Dalam sambutannya, Ibas juga membahas sistem pendidikan di Swedia, yang saat ini kembali menerapkan pembelajaran melalui textbook. Untuk itu, Ibas mengajak seluruh pihak agar memberikan dorongan, dukungan dan memastikan agar semua bisa terus mempromosikan buku.
"Yang awalnya berbasis online, pendekatan dengan peralatan teknologi, hari ini kembali pada proses konservatif, menggunakan buku, pembelajaran melalui teks book. Artinya Indonesia tidak tertinggal untuk pengembangan dunia pendidikan, dunia baca, tulis, dan lainnya," papar Ibas.
"Melalui pameran buku atau bisa kita lakukan dengan international book fair, kolaborasi serupa di tingkat nasional dan tingkat dunia, memastikan minat baca anak kita semakin meningkat," sambungnya.
Ibas juga mendorong agar jumlah buku yang beredar semakin besar, berkualitas, dan bervariasi. "Kita dorong agar jumlah buku beredar pun semakin besar. Berkualitas, apalagi buku-bukunya melegakan pikiran, memberikan kreativitas. Bukan buku negatif, yang hoax, yang keluar dari sebuah etika kehidupan bangsa," tegasnya.
Lebih lanjut, Ibas menekankan pentingnya memberikan penghargaan dan apresiasi kepada penulis melalui berbagai event. "Literasi bukan sekedar membaca, tapi juga mengambil makna dari setiap kata," paparnya
Ibas optimistis Indonesia memiliki kesempatan menciptakan sumber daya yang unggul. "Mengutip yang disampaikan Lewis Carrol dalam buku 'Alice's Adventures in Wonderland': It's no use going back to yesterday. Because I was a different person then," urainya.
"Setiap perjalanan hidup seperti buku, selalu menghadirkan bab baru dalam kehidupan. Karenanya kita jangan terus terpaku pada masa lalu, tapi kita gapai masa depan penuh tantangan. Setuju ya?" kata Ibas.
Di akhir sambutannya, Ibas mengajak untuk menjaga asa, terus maju, dan berkarya. "Akhirnya teman-teman yang cerdas dan kreatif. Mari jaga asa kita untuk terus maju, berkarya, demi menjaga warisan intelektual bangsa. Semoga diskusi ini menjadi penyemangat dan sebagai landasan kita semua dalam merancang kebijakan yang lebih progresif, inklusif dan berkelanjutan," ungkapnya.
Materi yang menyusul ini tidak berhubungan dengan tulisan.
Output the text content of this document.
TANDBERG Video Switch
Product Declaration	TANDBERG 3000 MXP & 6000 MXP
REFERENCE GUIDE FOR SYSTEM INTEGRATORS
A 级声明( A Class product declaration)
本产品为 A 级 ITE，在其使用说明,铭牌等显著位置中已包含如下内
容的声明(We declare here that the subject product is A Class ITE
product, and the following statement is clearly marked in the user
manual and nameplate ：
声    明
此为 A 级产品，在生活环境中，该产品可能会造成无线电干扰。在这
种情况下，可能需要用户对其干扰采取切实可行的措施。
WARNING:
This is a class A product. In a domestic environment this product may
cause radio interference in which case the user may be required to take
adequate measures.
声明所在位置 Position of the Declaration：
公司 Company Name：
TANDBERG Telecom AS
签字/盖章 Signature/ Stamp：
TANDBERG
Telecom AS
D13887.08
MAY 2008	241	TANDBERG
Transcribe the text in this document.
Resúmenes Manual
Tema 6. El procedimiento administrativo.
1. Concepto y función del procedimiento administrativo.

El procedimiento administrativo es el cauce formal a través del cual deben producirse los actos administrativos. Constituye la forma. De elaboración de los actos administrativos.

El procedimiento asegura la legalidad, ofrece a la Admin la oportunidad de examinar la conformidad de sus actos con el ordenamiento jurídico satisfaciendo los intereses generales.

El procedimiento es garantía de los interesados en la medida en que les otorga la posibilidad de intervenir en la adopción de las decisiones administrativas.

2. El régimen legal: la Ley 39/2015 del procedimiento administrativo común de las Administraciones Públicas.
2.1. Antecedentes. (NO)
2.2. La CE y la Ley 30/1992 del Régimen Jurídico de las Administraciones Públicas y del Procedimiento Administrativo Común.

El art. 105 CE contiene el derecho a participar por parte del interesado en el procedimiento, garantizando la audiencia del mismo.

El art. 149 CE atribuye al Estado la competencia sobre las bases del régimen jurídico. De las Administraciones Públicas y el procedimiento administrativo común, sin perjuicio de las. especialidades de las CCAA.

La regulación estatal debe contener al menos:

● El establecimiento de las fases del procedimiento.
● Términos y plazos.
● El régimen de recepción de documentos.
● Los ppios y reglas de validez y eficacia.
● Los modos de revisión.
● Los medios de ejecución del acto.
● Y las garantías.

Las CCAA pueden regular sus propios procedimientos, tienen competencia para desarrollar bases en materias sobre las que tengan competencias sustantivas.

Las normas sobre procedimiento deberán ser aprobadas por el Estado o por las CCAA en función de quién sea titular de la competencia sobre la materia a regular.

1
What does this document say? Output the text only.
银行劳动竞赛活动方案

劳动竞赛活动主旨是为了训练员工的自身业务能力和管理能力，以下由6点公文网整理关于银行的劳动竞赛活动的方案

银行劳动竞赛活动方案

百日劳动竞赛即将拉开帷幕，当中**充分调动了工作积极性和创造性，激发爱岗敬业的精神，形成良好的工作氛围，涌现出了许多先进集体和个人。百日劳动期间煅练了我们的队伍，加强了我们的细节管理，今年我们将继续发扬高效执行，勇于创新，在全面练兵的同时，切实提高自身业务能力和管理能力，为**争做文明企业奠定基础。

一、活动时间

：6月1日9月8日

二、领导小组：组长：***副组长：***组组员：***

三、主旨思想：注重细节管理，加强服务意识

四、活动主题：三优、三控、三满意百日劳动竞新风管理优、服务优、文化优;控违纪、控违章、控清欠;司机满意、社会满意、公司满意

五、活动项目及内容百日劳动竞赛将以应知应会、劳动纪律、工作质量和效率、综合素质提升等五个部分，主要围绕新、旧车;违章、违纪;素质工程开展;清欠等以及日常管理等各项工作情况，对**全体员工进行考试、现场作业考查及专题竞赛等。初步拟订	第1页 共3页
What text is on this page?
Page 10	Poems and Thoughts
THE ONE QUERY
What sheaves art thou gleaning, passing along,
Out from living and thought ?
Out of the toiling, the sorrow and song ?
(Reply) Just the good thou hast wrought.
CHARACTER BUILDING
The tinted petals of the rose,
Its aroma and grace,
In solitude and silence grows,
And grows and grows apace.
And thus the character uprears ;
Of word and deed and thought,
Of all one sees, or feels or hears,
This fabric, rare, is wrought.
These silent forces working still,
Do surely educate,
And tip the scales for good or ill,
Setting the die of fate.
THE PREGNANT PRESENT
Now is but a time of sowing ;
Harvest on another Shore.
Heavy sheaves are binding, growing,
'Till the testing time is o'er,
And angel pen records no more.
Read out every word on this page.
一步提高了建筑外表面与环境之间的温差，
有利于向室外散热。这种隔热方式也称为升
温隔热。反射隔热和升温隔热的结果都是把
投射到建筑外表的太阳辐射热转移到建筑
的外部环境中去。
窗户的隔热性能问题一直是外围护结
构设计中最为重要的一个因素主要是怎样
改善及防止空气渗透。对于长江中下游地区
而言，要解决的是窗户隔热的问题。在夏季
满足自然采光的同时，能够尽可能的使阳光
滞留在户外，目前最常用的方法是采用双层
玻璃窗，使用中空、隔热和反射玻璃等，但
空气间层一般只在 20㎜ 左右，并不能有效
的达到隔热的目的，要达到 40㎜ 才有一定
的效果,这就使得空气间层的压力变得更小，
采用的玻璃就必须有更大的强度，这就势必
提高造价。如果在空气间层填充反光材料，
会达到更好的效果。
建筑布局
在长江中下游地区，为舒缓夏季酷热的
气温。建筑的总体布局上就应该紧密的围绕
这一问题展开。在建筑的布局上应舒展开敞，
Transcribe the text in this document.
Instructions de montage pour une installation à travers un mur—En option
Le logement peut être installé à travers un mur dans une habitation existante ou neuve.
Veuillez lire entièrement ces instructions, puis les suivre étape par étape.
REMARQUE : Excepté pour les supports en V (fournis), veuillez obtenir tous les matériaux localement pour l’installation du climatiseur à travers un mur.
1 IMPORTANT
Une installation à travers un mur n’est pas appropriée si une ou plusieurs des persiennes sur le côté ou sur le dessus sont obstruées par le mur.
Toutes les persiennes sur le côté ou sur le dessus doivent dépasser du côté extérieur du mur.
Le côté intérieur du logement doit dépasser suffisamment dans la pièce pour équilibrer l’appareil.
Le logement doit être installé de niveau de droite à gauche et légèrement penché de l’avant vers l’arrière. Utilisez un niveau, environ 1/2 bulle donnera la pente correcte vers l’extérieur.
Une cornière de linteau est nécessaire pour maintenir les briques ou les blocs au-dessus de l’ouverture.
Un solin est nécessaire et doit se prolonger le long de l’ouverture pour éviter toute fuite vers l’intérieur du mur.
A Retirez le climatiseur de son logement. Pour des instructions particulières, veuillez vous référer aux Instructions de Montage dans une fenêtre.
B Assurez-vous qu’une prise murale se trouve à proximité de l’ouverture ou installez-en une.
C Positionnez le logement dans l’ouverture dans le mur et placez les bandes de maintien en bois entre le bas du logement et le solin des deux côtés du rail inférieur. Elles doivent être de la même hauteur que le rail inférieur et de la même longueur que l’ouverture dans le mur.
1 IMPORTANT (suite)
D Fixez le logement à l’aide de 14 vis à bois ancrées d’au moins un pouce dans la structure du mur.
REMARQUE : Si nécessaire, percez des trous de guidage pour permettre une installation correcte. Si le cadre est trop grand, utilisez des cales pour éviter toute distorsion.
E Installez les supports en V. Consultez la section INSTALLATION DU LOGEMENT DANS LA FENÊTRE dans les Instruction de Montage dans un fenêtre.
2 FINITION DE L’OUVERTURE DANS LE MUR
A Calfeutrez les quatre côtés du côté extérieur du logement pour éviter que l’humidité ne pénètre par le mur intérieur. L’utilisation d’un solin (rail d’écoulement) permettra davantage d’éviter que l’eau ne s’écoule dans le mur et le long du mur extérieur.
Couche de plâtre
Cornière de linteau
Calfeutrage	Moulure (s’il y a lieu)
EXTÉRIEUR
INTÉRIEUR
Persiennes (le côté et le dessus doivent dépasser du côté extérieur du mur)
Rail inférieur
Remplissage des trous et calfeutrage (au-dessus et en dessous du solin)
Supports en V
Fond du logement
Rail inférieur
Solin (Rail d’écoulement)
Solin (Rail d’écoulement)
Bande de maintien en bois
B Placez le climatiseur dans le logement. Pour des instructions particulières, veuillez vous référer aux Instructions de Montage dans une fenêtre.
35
"Membaca dan menulis bukan hanya ekspresi diri tapi merupakan bagian dari memajukan Ibu Pertiwi. Teruslah membaca dan menulis. Berbagi cerita dan menginspirasi," lanjut Ibas.
Senada, penulis novel sekaligus peserta acara Meisya Sallwa berharap agar pemerintah dapat bergerak bersama memberikan efek jera pada tindakan plagiarism.
"Banyak sekali buku diplagiat, tapi tidak ada tindakan yang memberikan efek jera. Sebagai penulis banyak efek buruk, tidak hanya berdampak pada penulis tapi seluruh industri penulisan yang dirugikan. Semoga pemerintah bergerak bersama membuat kebijakan yang memberikan efek jera pada plagiarism. Bisa diberikan langkah konkret untuk disosialisasikan lebih luas lagi," pungkasnya.
Sebagai informasi, acara ini turut dihadiri beberapa peserta yang merupakan penulis perempuan, di antaranya Meisya Sallwa, Grace Reinda, Fayanna Allisha, Nadzira Shafa Askar, Erisca Febriani, dan lain sebagainya. Hadir pula Anggota FPD DPR RI Sabam Sinaga, Raja Faisal Manganju Sitorus, dan Faujia Helga Br. Tampubolon.